La partie instrumentale est classée au titre des Monuments Historiques le 19 mai 1972. Le 9 août de la même année, un cahier des charges est établi par Claude Aubry, technicien-conseil pour le Ministère de la Culture. S’appuyant sur la tuyauterie ancienne existante, les buffets, et s’inspirant des dispositions des orgues de Callinet, il propose une composition d’inspiration classique française, mais avec des ajouts permettant l’exécution du répertoire baroque européen sur la base de cinq plans sonores dont un dit de « Raisonnance » (sic) inspiré de l’orgue Isnard de Saint-Maximin (Var).

Les travaux sont confiés au facteur Jean Deloye, assisté de Philippe Hartmann pour l’harmonie.

L’ensemble du buffet est restauré, avec une part importante de reconstruction pour les parties mutilées (arrière et côtés des buffets, écoinçons). Tous les sommiers et la mécanique de type suspendue sont également reconstruits à neuf. L’utilisation de matériaux modernes (métal pour la reconstruction de la charpente, mécanique de fabrication industrielle) a été écartée au profit d’une reconstruction dans les Règles de l’Art comme celles employées sous l’Ancien Régime (abrégés en bois, usage du fer forgé…), démarche exceptionnelle pour l’époque.

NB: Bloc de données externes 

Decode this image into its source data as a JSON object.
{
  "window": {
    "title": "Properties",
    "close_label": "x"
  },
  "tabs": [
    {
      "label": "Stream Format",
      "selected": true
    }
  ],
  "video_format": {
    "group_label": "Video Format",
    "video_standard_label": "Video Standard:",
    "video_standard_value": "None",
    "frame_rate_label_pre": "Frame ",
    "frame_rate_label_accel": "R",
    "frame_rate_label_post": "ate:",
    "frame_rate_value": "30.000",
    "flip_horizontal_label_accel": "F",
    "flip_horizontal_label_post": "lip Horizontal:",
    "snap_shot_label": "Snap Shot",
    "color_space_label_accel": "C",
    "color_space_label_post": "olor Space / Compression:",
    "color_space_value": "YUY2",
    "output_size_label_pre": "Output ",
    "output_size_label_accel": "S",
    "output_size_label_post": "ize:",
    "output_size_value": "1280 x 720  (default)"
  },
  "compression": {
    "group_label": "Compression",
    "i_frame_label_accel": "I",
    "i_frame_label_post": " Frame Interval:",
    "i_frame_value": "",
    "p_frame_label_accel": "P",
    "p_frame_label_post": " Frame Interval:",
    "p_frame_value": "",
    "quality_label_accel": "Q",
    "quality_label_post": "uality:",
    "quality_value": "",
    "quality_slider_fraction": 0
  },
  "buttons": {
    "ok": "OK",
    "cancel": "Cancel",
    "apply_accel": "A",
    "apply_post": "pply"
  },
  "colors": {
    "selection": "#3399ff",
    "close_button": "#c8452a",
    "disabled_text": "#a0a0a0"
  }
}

La soufflerie a été reconstruite à partir de celle existante, à plis parallèles et non cunéiforme pour des raisons économiques.

De 2018 à 2020, la Ville avec le soutien de l’Etat confie au facteur Michel Formentelli en collaboration avec Jean Deloye, le relevage complet de l’instrument (dépose et dépoussiérage de la tuyauterie, révision des sommiers et de la mécanique). Le programme des travaux comprend l’installation de quatre soufflets cunéiformes permettant une meilleure distribution du vent. La mécanique bénéficie également d’améliorations importantes. Michel Formentelli assure la remise en harmonie dans le respect strict de la réalisation de Philippe Hartmann et procède à l’accord général.

D’après Claude Aubry et Eric Brottier, techniciens-conseils pour le Ministère de la Culture

Sources documentaires

  1. Sources manuscrites :

Projet de reconstruction du Grand-orgue et plan de charges pour la réalisation, par Claude Aubry, le 9 août 1972

  1. Sources imprimées :

AUBRY Claude, Luxeuil les Bains, Le Grand-Orgue, 360 d’histoire, pas de date, édité à l’issue des travaux de reconstruction par Jean Deloye

Anonyme, 1617
Philippe Picard, 1695
Jean-Baptiste Gavot, 1808 et 1829
Joseph Callinet, 1841
Claude-Ignace Callinet, vers 1860
Jean Deloye et Philippe Hartmann, 1980 (reconstruction)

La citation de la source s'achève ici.